Tarjetero
2009
Ahí están. Son miles.
Están quieres una vez hicimos negocios juntos, quienes fueron clientes, quienes fueron proveedores. Pero también los que nunca llegamos a nada. Aun con ellos, tuvimos una buena charla, o una charla insoportable.
Están los que me dieron su tarjeta diciendo: “llámame cuando necesites algo”, y nunca llamé luego. Pero también están los que sí llamé y no atendieron, y los que si lo hicieron. Y los que me terminaron llamando a mi.
Están los que me dieron su experiencia, de quienes aprendí mucho. Pero también están los que aprendí cómo no se deben hacer las cosas.
Y los que no hicieron nada por ellos. Y los que tenían muchas ideas, pero poca acción, y los que eran pura acción y corazón, y poca idea. Están los visionarios. Y los negativistas. Están los oportunistas, y los que no pueden ver una oportunidad aunque les pegue en la cara. Están los entrepreneurs, y los intrapreneurs. Están los burócratas. Están los que rompen las reglas de cuando en cuando. Están los que siempre rompen las reglas.
Está aquella que era un bombón. Y está la veterana buena tipa y con energía. Y está el que le pegaba a la mujer y después hablaba de ética. Y está el que peleaba el mango. Aparece también el humilde, y el egocéntrico. El que es puro glamour, y el que prefiere el perfil bajo. Está el ejemplo a imitar.

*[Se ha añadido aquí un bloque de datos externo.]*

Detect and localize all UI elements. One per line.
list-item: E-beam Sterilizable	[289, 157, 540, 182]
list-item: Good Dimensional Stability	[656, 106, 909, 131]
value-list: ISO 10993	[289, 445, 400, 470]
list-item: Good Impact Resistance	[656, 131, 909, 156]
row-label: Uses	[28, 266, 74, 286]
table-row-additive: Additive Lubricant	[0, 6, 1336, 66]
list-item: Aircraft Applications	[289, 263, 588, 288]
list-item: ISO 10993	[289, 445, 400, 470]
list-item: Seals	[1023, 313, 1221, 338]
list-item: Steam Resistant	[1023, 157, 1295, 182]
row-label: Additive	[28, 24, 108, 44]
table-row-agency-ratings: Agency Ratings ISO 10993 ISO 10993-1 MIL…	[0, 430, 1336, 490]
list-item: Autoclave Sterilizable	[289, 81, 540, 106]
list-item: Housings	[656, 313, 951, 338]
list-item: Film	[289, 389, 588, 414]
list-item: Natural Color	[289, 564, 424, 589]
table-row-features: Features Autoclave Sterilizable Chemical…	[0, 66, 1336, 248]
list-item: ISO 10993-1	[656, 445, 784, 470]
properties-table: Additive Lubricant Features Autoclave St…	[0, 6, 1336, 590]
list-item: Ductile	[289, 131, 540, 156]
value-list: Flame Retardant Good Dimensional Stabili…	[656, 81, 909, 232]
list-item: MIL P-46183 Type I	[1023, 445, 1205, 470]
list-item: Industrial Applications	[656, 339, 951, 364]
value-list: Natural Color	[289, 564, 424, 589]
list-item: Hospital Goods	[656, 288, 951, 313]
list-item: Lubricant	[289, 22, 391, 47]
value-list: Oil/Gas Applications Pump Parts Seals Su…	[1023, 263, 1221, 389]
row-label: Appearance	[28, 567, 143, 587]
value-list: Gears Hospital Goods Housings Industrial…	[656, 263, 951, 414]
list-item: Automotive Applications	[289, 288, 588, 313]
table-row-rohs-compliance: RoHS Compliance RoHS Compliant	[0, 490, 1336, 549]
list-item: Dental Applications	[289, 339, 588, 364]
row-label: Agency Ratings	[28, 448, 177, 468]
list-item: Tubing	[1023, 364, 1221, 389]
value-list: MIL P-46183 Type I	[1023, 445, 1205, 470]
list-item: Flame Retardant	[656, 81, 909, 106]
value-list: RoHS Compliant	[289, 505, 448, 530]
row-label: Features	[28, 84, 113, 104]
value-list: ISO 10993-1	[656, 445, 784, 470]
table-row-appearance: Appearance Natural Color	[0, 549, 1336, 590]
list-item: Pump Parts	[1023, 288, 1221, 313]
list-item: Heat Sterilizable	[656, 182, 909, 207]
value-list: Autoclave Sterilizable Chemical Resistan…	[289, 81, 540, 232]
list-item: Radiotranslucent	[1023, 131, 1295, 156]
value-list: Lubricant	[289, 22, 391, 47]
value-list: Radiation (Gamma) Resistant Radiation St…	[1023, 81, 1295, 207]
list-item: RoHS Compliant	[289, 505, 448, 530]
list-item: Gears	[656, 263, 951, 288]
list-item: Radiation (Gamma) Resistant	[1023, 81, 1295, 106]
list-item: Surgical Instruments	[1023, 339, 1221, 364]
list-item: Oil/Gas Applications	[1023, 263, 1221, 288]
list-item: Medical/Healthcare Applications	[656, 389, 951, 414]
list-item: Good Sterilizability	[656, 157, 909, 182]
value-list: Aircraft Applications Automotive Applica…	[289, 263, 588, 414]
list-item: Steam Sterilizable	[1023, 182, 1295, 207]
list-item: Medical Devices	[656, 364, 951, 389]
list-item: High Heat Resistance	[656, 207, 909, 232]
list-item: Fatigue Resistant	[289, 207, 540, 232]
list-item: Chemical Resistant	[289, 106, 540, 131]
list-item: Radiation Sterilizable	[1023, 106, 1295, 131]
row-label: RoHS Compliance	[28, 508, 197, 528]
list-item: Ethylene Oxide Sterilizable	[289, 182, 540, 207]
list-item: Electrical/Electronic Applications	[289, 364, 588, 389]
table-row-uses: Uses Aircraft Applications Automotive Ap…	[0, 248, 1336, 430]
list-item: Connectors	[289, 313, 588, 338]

Está el que quiero siempre cerca, y el que prefiero no volver a ver. Está el que no puedo ver mas, porque no está. Está el que se fue y volvió, el que no quiso volver, el que no pudo volver, y el que nunca vino. Está el que no tiene cara para mi, porque fue hace mucho, o porque no lo sentí importante. Hay muchas reuniones que no puedo recordar, y otras inolvidables. Está el que tuvimos contacto fluido, y el que nunca volví a ver.
Está con el que pelee, el que discutí, y el que me llevé bárbaro. Está el que hablé de todo menos de trabajo. Y el que sólo hablé de negocios. Está el sindicalista y el empresario. El joven y el viejo. La mujer y el hombre. El abierto y el cerrado. El uruguayo, el chino, el ruso, el peruano y el brasilero. El gallego y el catalán. El porteño y el cordobés. El de la capital, y el del interior. Y el de la ruta. El que me vino a buscar y el que yo fui a buscar. El que atomicé y el que no me dejó en paz. El que cuando veo me da un gran abrazo, y el que saludo de lejos, y el que no saludo porque no sé quién es, o porque no quiero saber.
El compañero de estudios. El compañero de trabajo. El que yo quería que fuera mi jefe, el que lo fue. El que me atendió y el que atendí. El que no lo hizo. El asistente, el dueño, y el soldado raso. No está el chepibe, no le dan tarjeta. Está el independiente, el de la PYME, y el de la gran multinacional. Están de diferentes industrias, sean de productos o de servicios. De las de avanzada, y de las de otro siglo.
El que sigue ahí, y el que cambió sus datos, y el que “andá a saber dónde está”. El comprometido con la calidad. El comprometido con él mismo. El que se llenaba de papeles, y el que detestaba hacerlo. El que detestaba a todo mundo, y el que veía oro en todos. El que se quería y el que no. El que me quiso. El que quise. El que admiré, el que admiro, el que desprecié, y el que desprecio. El de la bodega. El del call center. El de la minera, el importador, el bancario, el exportador. El primario y el que agrega valor. Y cientos de etcéteras. El corredor. El quieto. El que calculaba, y el que razonaba, y el que sólo actuaba por instinto.
De varios aprendí, de varios sigo aprendiendo y de muchos voy a hacerlo. A todos les agradezco lo que me dejaron, y lo que no, de igual manera. La suma de todos esos granitos de arena, de esas piedras, o de esas montañas, me ayudaron a formar lo que hoy es Mi experiencia. Pero mucho está por venir.
Hay varios tarjeteros más por llenar. Sólo un detalle: hace rato que guardo mis contactos en ceros y unos.

____
Nota: Este post fue publicado originalmente en mis Notas de Facebook en marzo de 2009
Diciembre 31st, 2009 el 3:40 PM
Acordate de registrarlo según lo solicita la Ley 18331 y firmar un acuerdo con cada uno de los tarjetados de que podés guardar sus datos personales y comunicarte con ellos.
Enero 4th, 2010 el 1:57 PM
jaja, si, esa ley la escribió el enemigo.